Adieu Bolloré, bonjour Arnault. Contre une vente à 120 millions d’euros, Paris Match est officiellement passé le mardi 1er octobre des mains du milliardaire Vincent Bolloré à celles du milliardaire Bernard Arnault.

Le géant du luxe LVMH, dirigé par Bernard Arnault, et le groupe Lagardère, avalé fin 2023 par Vivendi, le groupe de Vincent Bolloré, ont finalisé la vente de l’hebdomadaire, annoncée à la surprise générale en février. « Je suis très heureux de voir cet illustre magazine qui vient de fêter ses 75 ans rejoindre la famille LVMH », s’est ainsi réjoui Bernard Arnault, qui le convoitait de longue date, remerciant « chaleureusement Vincent Bolloré et Arnaud Lagardère » (PDG du groupe du même nom). « Je tiens à remercier Bernard Arnault et sa famille, en particulier Antoine Arnault », son fils à la manœuvre sur ce dossier, a également déclaré Arnaud Lagardère. « Avec l’appui de la famille Bolloré, dont nous partageons la culture et les valeurs, nous nous projetons dans l’avenir avec force et ambition », a-t-il ajouté.

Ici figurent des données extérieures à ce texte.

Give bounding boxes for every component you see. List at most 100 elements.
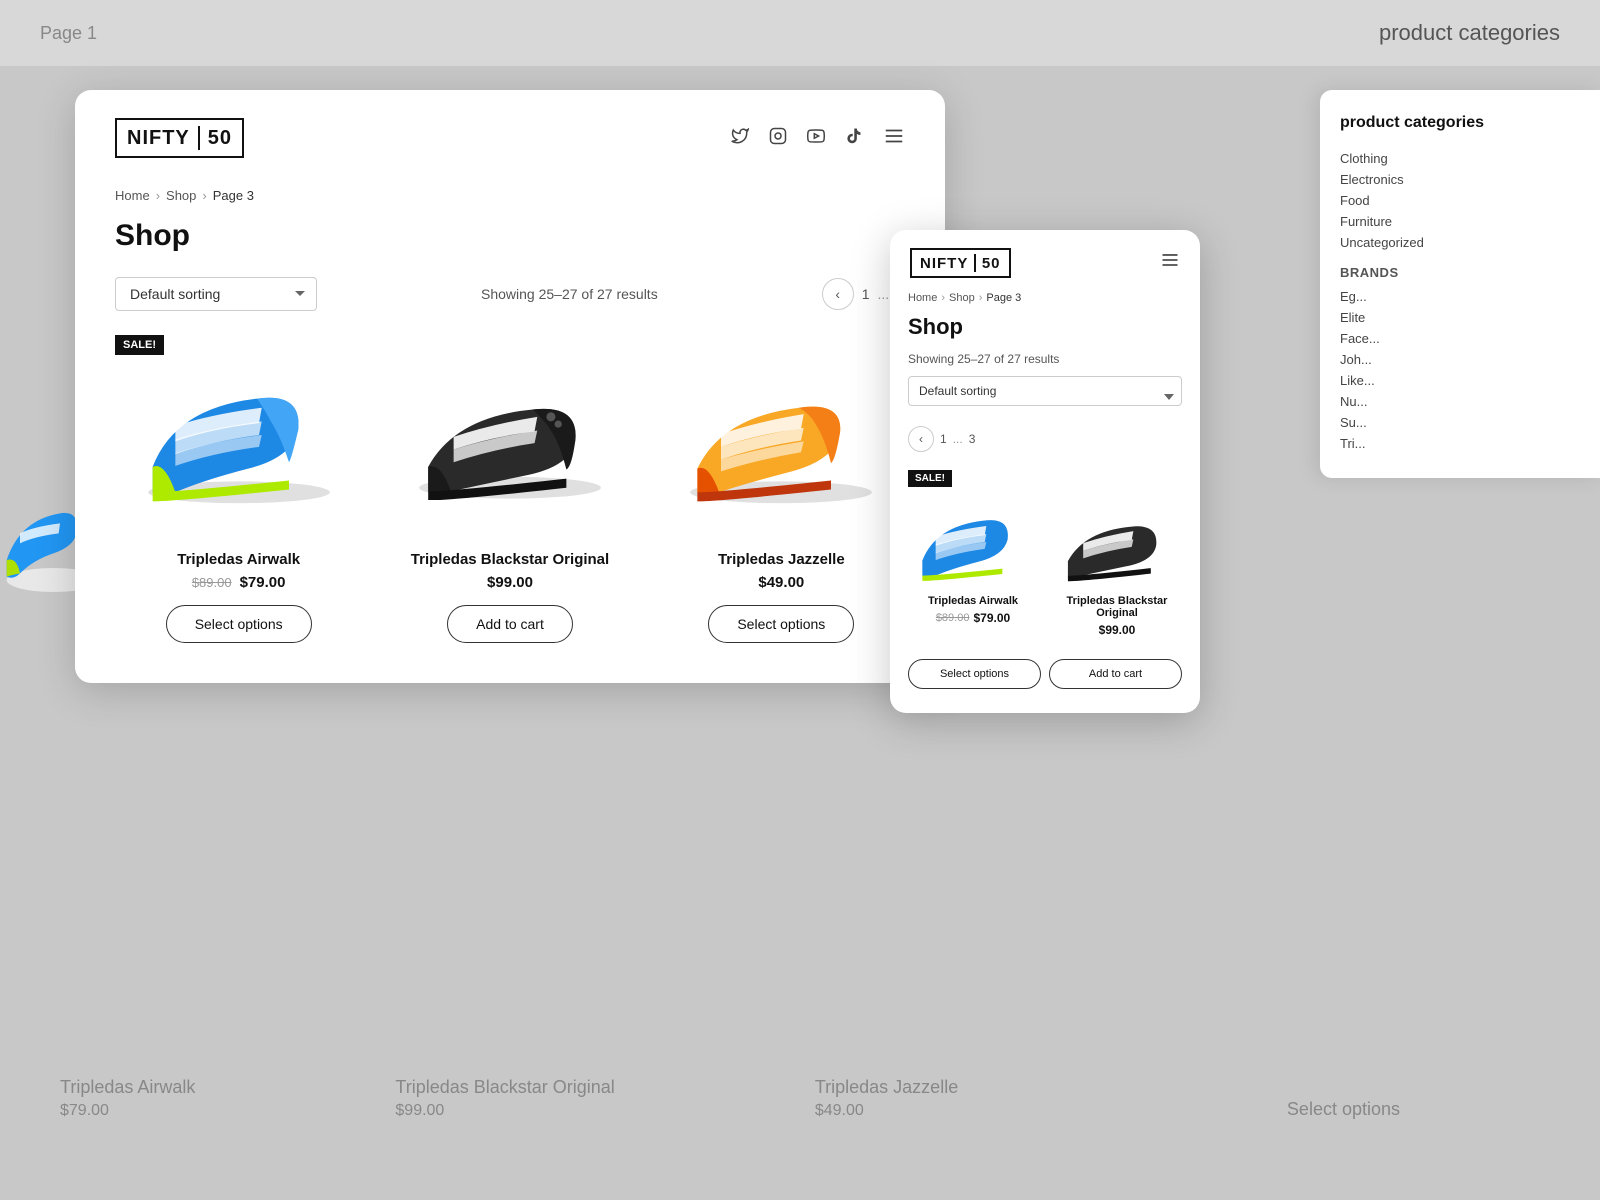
sidebar-brand-tri[interactable]: Tri... (1340, 433, 1580, 454)
sidebar-brand-su[interactable]: Su... (1340, 412, 1580, 433)
select-options-jazzelle[interactable]: Select options (708, 605, 854, 643)
breadcrumb-shop-small[interactable]: Shop (949, 292, 975, 304)
product-name-blackstar: Tripledas Blackstar Original (411, 551, 609, 568)
sidebar-brand-like[interactable]: Like... (1340, 370, 1580, 391)
pagination-page3-small[interactable]: 3 (969, 432, 976, 446)
product-name-airwalk: Tripledas Airwalk (177, 551, 300, 568)
header-icons (731, 125, 905, 152)
product-card-blackstar: Tripledas Blackstar Original $99.00 Add … (386, 335, 633, 643)
tiktok-icon[interactable] (845, 127, 863, 150)
bg-product2-price: $99.00 (395, 1102, 614, 1120)
page-title-small: Shop (908, 314, 1182, 340)
bg-categories-label: product categories (1379, 20, 1560, 46)
products-grid-large: SALE! Tripledas Airwalk $89.0 (115, 335, 905, 643)
product-name-airwalk-small: Tripledas Airwalk (928, 595, 1018, 607)
pagination-prev-small[interactable]: ‹ (908, 426, 934, 452)
modal-small: NIFTY 50 Home › Shop › Page 3 Shop Showi… (890, 230, 1200, 713)
logo-part1: NIFTY (127, 127, 190, 150)
add-to-cart-blackstar[interactable]: Add to cart (447, 605, 573, 643)
sidebar-brand-face[interactable]: Face... (1340, 328, 1580, 349)
bg-product3-price: $49.00 (815, 1102, 958, 1120)
product-image-airwalk (115, 335, 362, 535)
price-regular-blackstar: $99.00 (487, 574, 533, 591)
pagination-dots-small: ... (953, 432, 963, 446)
sidebar-brand-eg[interactable]: Eg... (1340, 286, 1580, 307)
breadcrumb-current-small: Page 3 (986, 292, 1021, 304)
bg-product1-name: Tripledas Airwalk (60, 1077, 195, 1098)
breadcrumb-home-small[interactable]: Home (908, 292, 937, 304)
youtube-icon[interactable] (807, 127, 825, 150)
sidebar-item-electronics[interactable]: Electronics (1340, 169, 1580, 190)
sidebar-panel: product categories Clothing Electronics … (1320, 90, 1600, 478)
modal-large-body: Home › Shop › Page 3 Shop Default sortin… (75, 188, 945, 683)
breadcrumb-sep1-small: › (941, 292, 945, 304)
page-title-large: Shop (115, 219, 905, 253)
select-options-small[interactable]: Select options (908, 659, 1041, 689)
sort-wrapper-small: Default sorting (908, 376, 1182, 418)
logo-large: NIFTY 50 (115, 118, 244, 158)
product-card-airwalk-small: Tripledas Airwalk $89.00 $79.00 (908, 497, 1038, 645)
sidebar-item-furniture[interactable]: Furniture (1340, 211, 1580, 232)
product-card-airwalk: SALE! Tripledas Airwalk $89.0 (115, 335, 362, 643)
product-price-jazzelle: $49.00 (758, 574, 804, 591)
pagination-page1-small[interactable]: 1 (940, 432, 947, 446)
price-regular-jazzelle: $49.00 (758, 574, 804, 591)
sidebar-brands-title: brands (1340, 265, 1580, 280)
breadcrumb-shop[interactable]: Shop (166, 188, 196, 203)
menu-icon[interactable] (883, 125, 905, 152)
breadcrumb-home[interactable]: Home (115, 188, 150, 203)
breadcrumb-large: Home › Shop › Page 3 (115, 188, 905, 203)
price-sale-airwalk-small: $79.00 (973, 611, 1010, 625)
logo-small-divider (974, 254, 976, 272)
bg-top-bar: Page 1 product categories (0, 0, 1600, 66)
add-to-cart-small[interactable]: Add to cart (1049, 659, 1182, 689)
sort-select-large[interactable]: Default sorting Sort by popularity Sort … (115, 277, 317, 311)
product-name-jazzelle: Tripledas Jazzelle (718, 551, 845, 568)
select-options-airwalk[interactable]: Select options (166, 605, 312, 643)
pagination-small: ‹ 1 ... 3 (908, 426, 1182, 452)
sidebar-brand-elite[interactable]: Elite (1340, 307, 1580, 328)
modal-large: NIFTY 50 Home › Shop (75, 90, 945, 683)
products-grid-small: Tripledas Airwalk $89.00 $79.00 Tripleda (908, 497, 1182, 645)
bg-select-options: Select options (1287, 1099, 1400, 1120)
bg-product3-name: Tripledas Jazzelle (815, 1077, 958, 1098)
sidebar-title: product categories (1340, 114, 1580, 132)
left-edge-shoe (0, 450, 80, 650)
price-original-airwalk: $89.00 (192, 575, 232, 590)
sidebar-brand-nu[interactable]: Nu... (1340, 391, 1580, 412)
breadcrumb-sep2: › (202, 188, 206, 203)
product-card-blackstar-small: Tripledas Blackstar Original $99.00 (1052, 497, 1182, 645)
sale-badge-airwalk: SALE! (115, 335, 164, 355)
logo-part2: 50 (208, 127, 232, 150)
sidebar-brand-joh[interactable]: Joh... (1340, 349, 1580, 370)
logo-small-part2: 50 (982, 255, 1001, 272)
product-btns-row-small: Select options Add to cart (908, 659, 1182, 689)
bg-bottom-products: Tripledas Airwalk $79.00 Tripledas Black… (60, 1077, 960, 1120)
breadcrumb-current: Page 3 (213, 188, 254, 203)
sidebar-item-food[interactable]: Food (1340, 190, 1580, 211)
product-image-blackstar-small (1052, 497, 1182, 587)
bg-product1-price: $79.00 (60, 1102, 195, 1120)
product-price-airwalk: $89.00 $79.00 (192, 574, 286, 591)
sale-badge-small: SALE! (908, 470, 952, 487)
sidebar-item-clothing[interactable]: Clothing (1340, 148, 1580, 169)
sidebar-item-uncategorized[interactable]: Uncategorized (1340, 232, 1580, 253)
product-name-blackstar-small: Tripledas Blackstar Original (1052, 595, 1182, 619)
pagination-page1-large[interactable]: 1 (862, 286, 870, 302)
sort-select-small[interactable]: Default sorting (908, 376, 1182, 406)
hamburger-small[interactable] (1160, 250, 1180, 276)
modal-small-header: NIFTY 50 (890, 230, 1200, 292)
twitter-icon[interactable] (731, 127, 749, 150)
product-card-jazzelle: Tripledas Jazzelle $49.00 Select options (658, 335, 905, 643)
logo-divider (198, 126, 200, 150)
product-image-blackstar (386, 335, 633, 535)
bg-product2-name: Tripledas Blackstar Original (395, 1077, 614, 1098)
product-image-airwalk-small (908, 497, 1038, 587)
results-text-large: Showing 25–27 of 27 results (481, 286, 658, 302)
pagination-prev-large[interactable]: ‹ (822, 278, 854, 310)
instagram-icon[interactable] (769, 127, 787, 150)
price-sale-airwalk: $79.00 (240, 574, 286, 591)
breadcrumb-sep1: › (156, 188, 160, 203)
price-regular-blackstar-small: $99.00 (1099, 623, 1136, 637)
price-original-airwalk-small: $89.00 (936, 612, 970, 624)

En avril, Arnaud Lagardère avait qualifié de « crève-coeur » la cession du magazine, qui participe à la stratégie de désendettement du groupe. Titre emblématique du photojournalisme mêlant grands reportages de guerre et immersion dans l’intimité des stars et des politiques, Paris Match s’écoule toujours à plus de 440 000 exemplaires chaque semaine. En intégrant LVMH, il devient une marque à part entière, indépendante du groupe de presse Les Echos-Le Parisien, également détenu par le géant du luxe.

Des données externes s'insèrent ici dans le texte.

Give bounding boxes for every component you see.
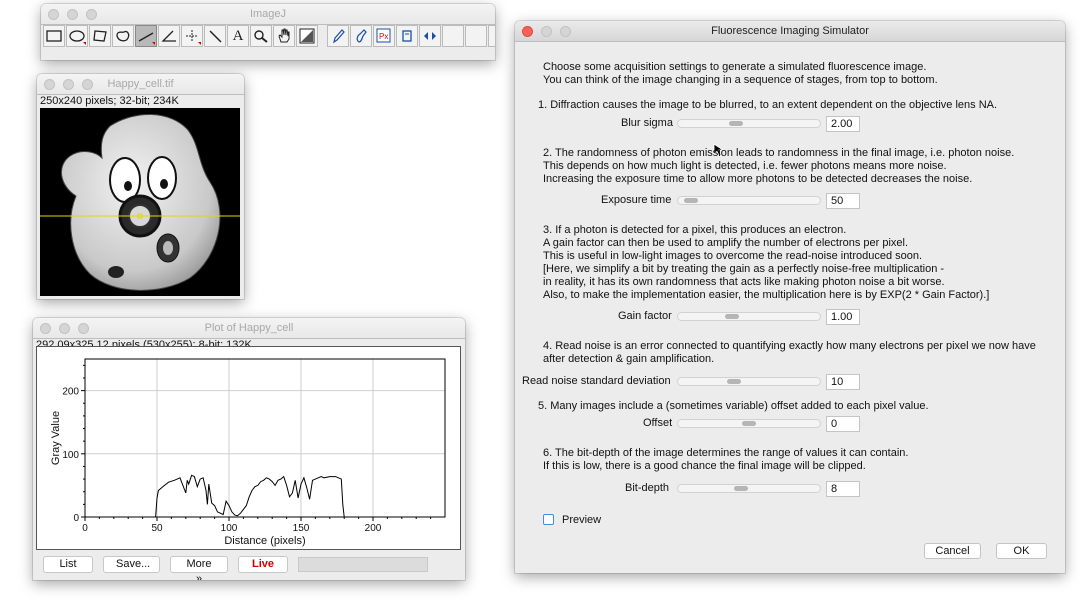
imagej-titlebar[interactable]: ImageJ	[41, 4, 495, 25]
wand-tool[interactable]	[204, 25, 226, 47]
svg-text:Px: Px	[379, 32, 388, 41]
line-tool[interactable]	[135, 25, 157, 47]
pixel-inspector-icon: Px	[376, 28, 391, 43]
freehand-tool[interactable]	[112, 25, 134, 47]
color-picker-tool[interactable]	[296, 25, 318, 47]
zoom-button[interactable]	[78, 323, 89, 334]
plot-title: Plot of Happy_cell	[204, 322, 294, 334]
dialog-title: Fluorescence Imaging Simulator	[711, 25, 869, 37]
arrows-icon	[424, 32, 436, 40]
text-icon: A	[232, 27, 244, 44]
plot-button-row: List Save... More » Live	[43, 556, 428, 580]
right-pupil	[160, 179, 168, 189]
empty-slot-2[interactable]	[465, 25, 487, 47]
x-tick-label: 100	[221, 523, 238, 534]
close-button[interactable]	[48, 9, 59, 20]
close-button[interactable]	[40, 323, 51, 334]
image-window: Happy_cell.tif 250x240 pixels; 32-bit; 2…	[37, 74, 244, 299]
toolbar-gap	[319, 25, 327, 47]
imagej-title: ImageJ	[249, 8, 287, 20]
plot-frame	[84, 358, 446, 518]
minimize-button[interactable]	[541, 26, 552, 37]
save-button[interactable]: Save...	[103, 556, 160, 573]
empty-slot-1[interactable]	[442, 25, 464, 47]
close-button[interactable]	[522, 26, 533, 37]
simulator-dialog: Fluorescence Imaging Simulator	[515, 21, 1065, 573]
x-axis-label: Distance (pixels)	[224, 535, 305, 547]
image-canvas[interactable]	[40, 108, 240, 296]
hand-icon	[278, 28, 290, 43]
list-button[interactable]: List	[43, 556, 93, 573]
dialog-titlebar[interactable]: Fluorescence Imaging Simulator	[515, 21, 1065, 42]
left-pupil	[124, 181, 132, 191]
x-tick-label: 50	[151, 523, 163, 534]
tool-10[interactable]	[396, 25, 418, 47]
image-title: Happy_cell.tif	[107, 78, 174, 90]
imagej-toolbar-window: ImageJ A Px ≫	[41, 4, 495, 60]
image-info: 250x240 pixels; 32-bit; 234K	[40, 95, 179, 107]
point-icon	[186, 30, 198, 42]
polygon-tool[interactable]	[89, 25, 111, 47]
profile-plot: 0 50 100 150 200 0 100 200 Distance (pixels) Gray…	[50, 358, 446, 547]
y-tick-label: 0	[73, 513, 79, 524]
pencil-icon	[333, 29, 345, 44]
plot-titlebar[interactable]: Plot of Happy_cell	[33, 318, 465, 339]
oval-tool[interactable]	[66, 25, 88, 47]
brush-tool[interactable]	[350, 25, 372, 47]
minimize-button[interactable]	[59, 323, 70, 334]
point-tool[interactable]	[181, 25, 203, 47]
oval-icon	[69, 30, 85, 42]
text-tool[interactable]: A	[227, 25, 249, 47]
zoom-button[interactable]	[560, 26, 571, 37]
rectangle-tool[interactable]	[43, 25, 65, 47]
magnifier-icon	[254, 30, 268, 43]
progress-bar	[298, 557, 428, 572]
minimize-button[interactable]	[67, 9, 78, 20]
stack-icon	[402, 30, 412, 42]
angle-icon	[161, 30, 176, 42]
line-icon	[138, 32, 154, 42]
x-tick-label: 200	[365, 523, 382, 534]
y-tick-label: 100	[62, 450, 79, 461]
more-button[interactable]: More »	[170, 556, 228, 580]
freehand-icon	[116, 30, 130, 42]
rectangle-icon	[46, 30, 62, 42]
y-axis-label: Gray Value	[50, 411, 62, 465]
right-eye	[147, 156, 177, 200]
tool-11[interactable]	[419, 25, 441, 47]
zoom-button[interactable]	[82, 79, 93, 90]
x-tick-label: 0	[82, 523, 88, 534]
angle-tool[interactable]	[158, 25, 180, 47]
x-tick-label: 150	[293, 523, 310, 534]
brush-icon	[356, 29, 367, 43]
wand-icon	[209, 30, 222, 43]
plot-area: 0 50 100 150 200 0 100 200 Distance (pixels) Gray…	[36, 346, 461, 550]
pencil-tool[interactable]	[327, 25, 349, 47]
magnifier-tool[interactable]	[250, 25, 272, 47]
pixel-inspector-tool[interactable]: Px	[373, 25, 395, 47]
close-button[interactable]	[44, 79, 55, 90]
color-picker-icon	[299, 28, 315, 44]
polygon-icon	[93, 30, 107, 42]
plot-window: Plot of Happy_cell 292.09x325.12 pixels …	[33, 318, 465, 580]
tool-row: A Px ≫	[43, 25, 495, 47]
y-tick-label: 200	[62, 387, 79, 398]
empty-slot-3[interactable]	[488, 25, 495, 47]
minimize-button[interactable]	[63, 79, 74, 90]
profile-series-line	[85, 474, 445, 518]
live-button[interactable]: Live	[238, 556, 288, 573]
image-titlebar[interactable]: Happy_cell.tif	[37, 74, 244, 95]
zoom-button[interactable]	[86, 9, 97, 20]
hand-tool[interactable]	[273, 25, 295, 47]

Cette nouvelle société d’une centaine de personnes, dont plus de 70 à la rédaction, sera présidée par Jean-Jacques Guiony, directeur financier du groupe LVMH et membre du comité exécutif, qui conservera ses fonctions actuelles.

Recrutements

La rédaction reste quant à elle dirigée par Jérôme Béglé, son directeur général depuis 2023 qui devient également directeur de la publication du journal. Pierre-Emmanuel Ferrand, « jusqu’alors directeur général de Lagardère News (chargé) de la presse et du digital » est nommé directeur général de Paris Match. Son nouveau propriétaire entend « faire résonner avec une ambition renouvelée sa signature "le poids des mots, le choc des photos" ».

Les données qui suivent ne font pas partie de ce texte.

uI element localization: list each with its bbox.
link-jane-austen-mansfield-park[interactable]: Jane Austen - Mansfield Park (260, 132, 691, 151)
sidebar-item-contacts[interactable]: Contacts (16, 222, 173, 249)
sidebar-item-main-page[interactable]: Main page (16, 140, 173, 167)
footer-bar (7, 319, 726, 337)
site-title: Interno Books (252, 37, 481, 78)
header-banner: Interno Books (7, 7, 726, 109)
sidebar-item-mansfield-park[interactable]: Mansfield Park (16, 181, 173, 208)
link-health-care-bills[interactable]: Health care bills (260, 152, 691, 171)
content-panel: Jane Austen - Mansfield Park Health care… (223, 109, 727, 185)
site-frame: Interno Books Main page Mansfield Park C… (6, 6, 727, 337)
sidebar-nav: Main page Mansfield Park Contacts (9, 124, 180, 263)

Cela passera notamment par une valorisation du fond de photos du titre et par des recrutements, selon une source proche du dossier, alors que de nombreux journalistes ont quitté le titre ces dernières années, sur fond d’ingérences prêtées à Vincent Bolloré.

Il s’agira aussi de « doubler à brève échéance » les 25 000 abonnements numériques du titre et de renforcer sa présence sur Instagram ou TikTok, a expliqué mardi 1er octobre au Figaro Jérôme Béglé, promettant également plus de géopolitique et de faits divers dans les sujets couverts.

« Une libération »

La rédaction de Paris Match, située au siège parisien de Lagardère News comme celle du Journal du Dimanche (JDD) ou d’Europe 1, déménagera en 2025 dans de nouveaux locaux, tandis que sa régie et d’autres fonctions supports rejoindront ceux du groupe Les Echos-Le Parisien. Bientôt finie, donc, la « cantoche avec Pascal Praud », figure de CNews et d’Europe 1, ironise un journaliste de Paris Match qui a souhaité rester anonyme.

Selon lui, « c’est plutôt une libération pour la rédaction » de quitter la sphère des médias Bolloré, associés à l’extrême droite aux yeux de la gauche. Et de citer la multiplication ces « trois-quatre derniers mois » de Unes consacrées à la religion catholique chère au milliardaire. « La mise en avant de sujets religieux n’a jamais été une tendance récente », a assuré Jérôme Béglé au Figaro.

Paroxysme des secousses traversées par le magazine, sa société des journalistes (SDJ), garante du respect des règles déontologiques, s’est sabordée en début d’année. À l’été 2022, elle s’était indignée d’une Une consacrée au cardinal ultra-conservateur Robert Sarah, puis du licenciement du rédacteur en chef politique et économie de Paris Match Bruno Jeudy, remplacé par la figure de CNews Laurence Ferrari. Cette dernière préside désormais les marques JDD et JDNews, nouvel hebdomadaire d’actualité lancé en septembre.

Moins redouté que Vincent Bolloré, Bernard Arnault fait aussi l’objet de critiques concernant son rapport à l’indépendance des rédactions. Le premier Paris Match de l’ère LVMH sortira le 10 octobre. Et la dernière de l’ère Bolloré est dédiée à l'ancien député Philippe de Villiers, devenu chroniqueur régulier du JDNews.